La disensión que plantea la novela, y que compartimos como lectores, es la duda sobre el precio del progreso. El cristianismo trajo al imperio una nueva esperanza, pero también es la pérdida de la antigua armonía con la naturaleza. Nuestra modernidad promete bienestar, pero a cambio de la identidad, del silencio, de la experiencia profunda. Cada época de transición exige un sacrificio: los dioses antiguos, los valores antiguos, las certezas antiguas. La pregunta es siempre la misma: ¿Vale la pena? ¿Hemos ganado más de lo que hemos perdido? Así, en “Los últimos paganos” la respuesta no es pesimista, pero tampoco triunfal. El autor contempla la historia como un ciclo: lo que muere da paso a lo que nace, pero la muerte sigue siendo real. Su mirada es la de quien sabe que toda victoria implica una pérdida, y que la nostalgia no es debilidad, sino memoria de lo esencial.

Al cerrar el libro, uno tiene la sensación de que “Los últimos paganos” no habla solo de la caída de Roma, sino de la caída de cada uno de nosotros. La villa de Nivaria, con sus fuegos apagados y su sacerdotisa anciana, podría ser nuestra propia sociedad: cansada, saturada de conocimiento y carente de sentido, asomada al abismo de un nuevo tiempo que no comprende. El tono elegíaco de la novela es también el tono de nuestra época. Como en el siglo V, sentimos que algo termina. Pero quizá, y aquí está la esperanza, solo quien acepta el fin puede prepararse para el renacimiento.

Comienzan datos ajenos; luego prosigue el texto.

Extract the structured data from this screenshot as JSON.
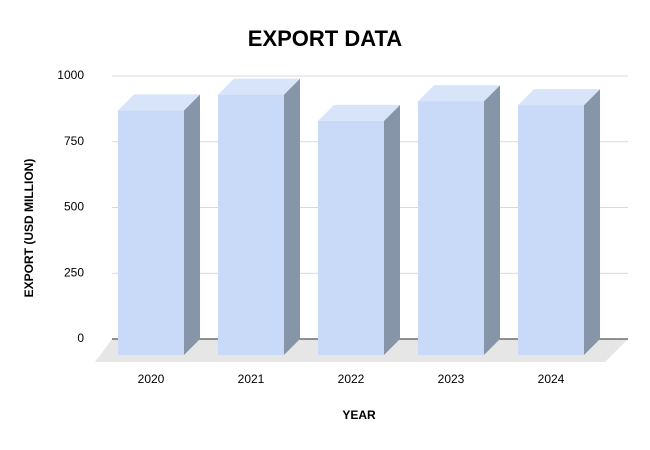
{
  "chart_data": {
    "type": "bar3d",
    "title": "EXPORT DATA",
    "x_label": "YEAR",
    "y_label": "EXPORT (USD MILLION)",
    "categories": [
      "2020",
      "2021",
      "2022",
      "2023",
      "2024"
    ],
    "values": [
      930,
      990,
      890,
      965,
      950
    ],
    "color": "#c9daf8",
    "ylim": [
      0,
      1000
    ],
    "yticks": [
      0,
      250,
      500,
      750,
      1000
    ],
    "grid": true
  }
}
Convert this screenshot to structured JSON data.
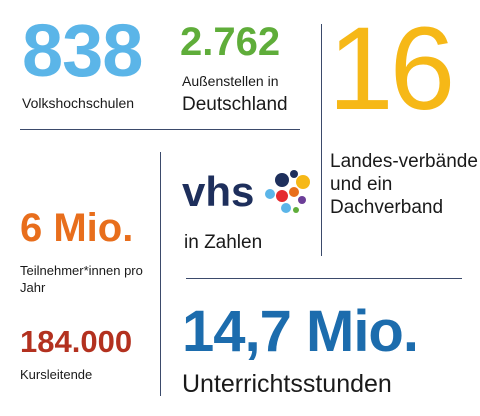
{
  "colors": {
    "light_blue": "#5bb5e8",
    "green": "#5fad3a",
    "yellow": "#f6b817",
    "orange": "#e86e1c",
    "dark_red": "#b3311f",
    "dark_blue": "#1c6cad",
    "navy": "#1e2f5c",
    "rule": "#3b4a6b"
  },
  "stats": {
    "volkshochschulen": {
      "number": "838",
      "label": "Volkshochschulen"
    },
    "aussenstellen": {
      "number": "2.762",
      "label_line1": "Außenstellen in",
      "label_line2": "Deutschland"
    },
    "landesverbaende": {
      "number": "16",
      "label": "Landes-verbände und ein Dachverband"
    },
    "teilnehmer": {
      "number": "6 Mio.",
      "label": "Teilnehmer*innen pro Jahr"
    },
    "kursleitende": {
      "number": "184.000",
      "label": "Kursleitende"
    },
    "unterrichtsstunden": {
      "number": "14,7 Mio.",
      "label": "Unterrichtsstunden"
    }
  },
  "logo": {
    "text": "vhs",
    "icon": "colored-dots-icon"
  },
  "caption": "in Zahlen"
}
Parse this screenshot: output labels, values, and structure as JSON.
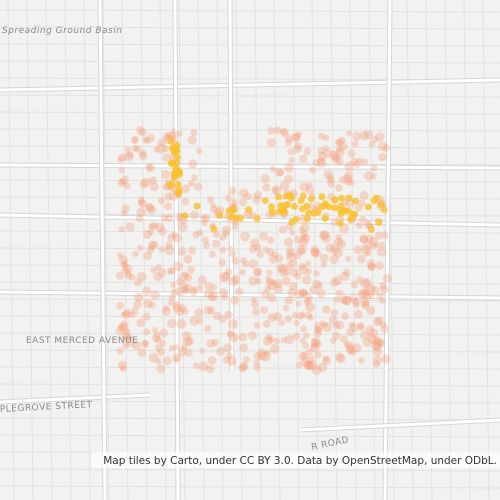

Para coincidir con esta idea, quiero citar íntegramente el capítulo XLVI de la novela, titulado “Palabras para una tumba”. Si todo el libro no deja de ser una elegía por un mundo que se acaba, este breve capítulo es su epitafio. En él, Antonio pronuncia unas líneas que suenan como el último rezo de los antiguos dioses, una despedida humilde y serena ante la muerte inevitable. No hay lamento, sino aceptación; no hay rebeldía, sino memoria. “Todo lo que fuimos —dice el narrador— se disolverá en el aire como el humo de las lámparas, pero quedará el eco de nuestras voces, el temblor de las manos que encendieron el fuego, la huella de nuestros pasos sobre la tierra”. Estas palabras para una tumba resumen el sentido último de la novela: no solo llorar lo perdido, sino conservarlo en la memoria como se protege una llama bajo el viento. Díaz Viana convierte así la desaparición de los dioses en un acto de afirmación humana; el fin del mundo pagano se transforma en un canto a la continuidad secreta de la vida, a la fidelidad de los hombres que, aun sabiendo que todo termina, siguen velando el fuego del pasado para que alguna chispa llegue al porvenir.

Porque toda civilización que muere deja en su ceniza la semilla de otra. Y así, los hombres y mujeres del futuro, al mirar atrás, vean en nosotros lo que nosotros vemos en Antonio y Vétula: los últimos paganos de una era que se extingue, pero que aún guarda el fuego del mundo antiguo.